Las imágenes me aplastaban.
-Las paredes se movían, Valentina. Te juro que se movían. Era como si cada pared avanzara un centímetro hacia mí, como si quisieran tragarse el aire. Y yo lo sentía, lo veía. No quedaba espacio. Las ventanas parecían selladas, espejos ciegos que me devolvían mi cara atrapada.
Me llevé las manos a la cabeza.
-Empecé a dar vueltas en el cuarto. Caminaba sobre la alfombra una y otra vez, en círculos cada vez más estrechos. Escuchaba el roce de mis pasos contra la tela, como un látigo seco que me recordaba que estaba atrapada. Busqué salida en la puerta, en las cortinas, en cualquier grieta, prendí la lámpara de mi habitación y lo único que encontraba era mi sombra pegada a mí, persiguiéndome en cada giro.
El recuerdo me sofocaba otra vez.
-Entonces huí -susurré-. Bajé las escaleras a la una de la madrugada, salí sin rumbo. Tenía que escapar o me moría ahí dentro. Caminé con los pies ardiendo, sin detenerme, como si algo me respirara en la nuca, empujándome, obligándome a avanzar. No podía parar, Valentina. Parar significaba que me atrapaban las paredes, aunque estuviera al aire libre.

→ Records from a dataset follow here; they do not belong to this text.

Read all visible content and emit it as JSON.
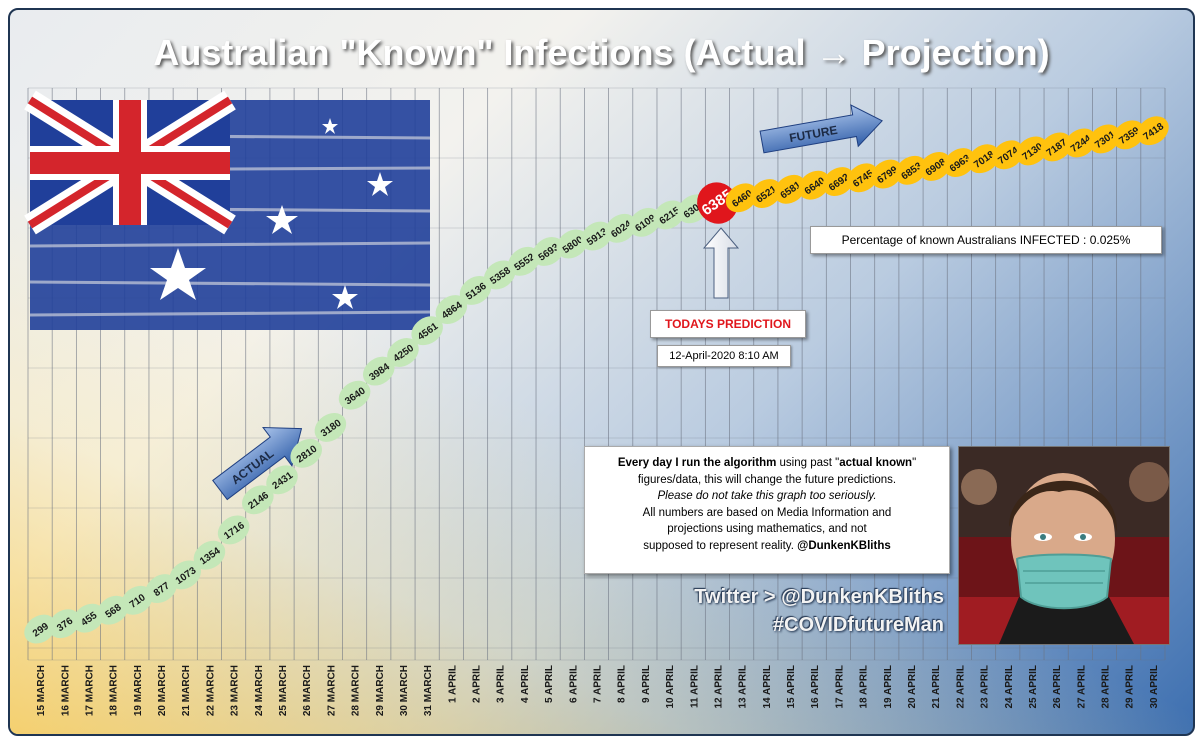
{
  "title": "Australian \"Known\" Infections (Actual → Projection)",
  "labels": {
    "actual": "ACTUAL",
    "future": "FUTURE",
    "todays_prediction": "TODAYS PREDICTION",
    "prediction_time": "12-April-2020 8:10 AM",
    "percentage": "Percentage  of known  Australians INFECTED : 0.025%",
    "twitter_handle": "Twitter > @DunkenKBliths",
    "hashtag": "#COVIDfutureMan"
  },
  "info": {
    "line1_bold": "Every day I run the algorithm",
    "line1_rest": " using past \"",
    "line1_bold2": "actual known",
    "line1_end": "\"",
    "line2": "figures/data, this will change the future  predictions.",
    "line3": "Please do not take this graph too seriously.",
    "line4": "All numbers  are based on Media Information  and",
    "line5": "projections using  mathematics, and  not",
    "line6_a": "supposed to represent  reality. ",
    "line6_b": "@DunkenKBliths"
  },
  "colors": {
    "actual": "#c4e7b8",
    "today": "#e0161c",
    "future": "#ffc20e",
    "arrow": "#4a74b8"
  },
  "icons": [
    "australian-flag-image",
    "masked-man-photo",
    "actual-arrow-icon",
    "future-arrow-icon",
    "up-arrow-icon"
  ],
  "chart_data": {
    "type": "line",
    "title": "Australian \"Known\" Infections (Actual → Projection)",
    "xlabel": "",
    "ylabel": "",
    "categories": [
      "15 MARCH",
      "16 MARCH",
      "17 MARCH",
      "18 MARCH",
      "19 MARCH",
      "20 MARCH",
      "21 MARCH",
      "22 MARCH",
      "23 MARCH",
      "24 MARCH",
      "25 MARCH",
      "26 MARCH",
      "27 MARCH",
      "28 MARCH",
      "29 MARCH",
      "30 MARCH",
      "31 MARCH",
      "1 APRIL",
      "2 APRIL",
      "3 APRIL",
      "4 APRIL",
      "5 APRIL",
      "6 APRIL",
      "7 APRIL",
      "8 APRIL",
      "9 APRIL",
      "10 APRIL",
      "11 APRIL",
      "12 APRIL",
      "13 APRIL",
      "14 APRIL",
      "15 APRIL",
      "16 APRIL",
      "17 APRIL",
      "18 APRIL",
      "19 APRIL",
      "20 APRIL",
      "21 APRIL",
      "22 APRIL",
      "23 APRIL",
      "24 APRIL",
      "25 APRIL",
      "26 APRIL",
      "27 APRIL",
      "28 APRIL",
      "29 APRIL",
      "30 APRIL"
    ],
    "values": [
      299,
      376,
      455,
      568,
      710,
      877,
      1073,
      1354,
      1716,
      2146,
      2431,
      2810,
      3180,
      3640,
      3984,
      4250,
      4561,
      4864,
      5136,
      5358,
      5552,
      5693,
      5800,
      5913,
      6024,
      6109,
      6215,
      6303,
      6385,
      6460,
      6521,
      6581,
      6640,
      6692,
      6745,
      6799,
      6853,
      6908,
      6963,
      7018,
      7074,
      7130,
      7187,
      7244,
      7301,
      7359,
      7418
    ],
    "today_index": 28,
    "series": [
      {
        "name": "ACTUAL",
        "from": 0,
        "to": 27
      },
      {
        "name": "TODAYS PREDICTION",
        "from": 28,
        "to": 28
      },
      {
        "name": "FUTURE",
        "from": 29,
        "to": 46
      }
    ],
    "grid": true
  }
}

Ella me escuchaba con esa calma imposible.
-¿Cuánto tiempo caminaste? -preguntó, con voz pareja.
-No lo sé. Perdí la cuenta, perdí la noción del tiempo. Afuera había más aire, sí, pero igual el mundo se cerraba. El cielo me caía encima como un techo demasiado bajo. Las calles se convertían en pasillos sin salida. El mundo era un laberinto sin puerta.
Las lágrimas me corrían por la cara, ardientes, no de tristeza, sino de desesperación.
-No quiero volver a esa habitación, Valentina. Cada vez que lo intento me da un bloqueo. Mis nervios se incendian, me tiemblan los músculos y solo quiero correr. Pero aunque corra, aunque camine, aunque grite... el encierro me persigue. Está en todas partes. Dentro, fuera, conmigo. ¡Es como si no tuviera salida! ¡Creo que no la hay!
Me doblé hacia adelante, con la cara hundida en las manos. El sudor me caía de la frente al suelo, gota tras gota. Sentía que el cuerpo era una celda que yo misma cargaba.
Valentina me sostuvo con la mirada, sin alterar su tono:
-Isabella, siempre hay una salida para todo, lo que describes es un estado de angustia extrema. La prisión solo existe en tu cabeza, es tu percepción del mundo. Vamos a desarmar esa sensación, pieza por pieza. Pero antes necesito que no te guardes ningún detalle conmigo, aunque te duela.
Con cada detalle que me das, me das las herramientas para poder ayudarte a destruir esa pared de ladrillos que ata tu mente. Vamos a destruir esa pared, pero vamos a hacerlo juntas.
Yo respiré con dificultad. Apenas un soplo, apenas tuve un instante de tregua, como si mi voz hubiera abierto un resquicio diminuto.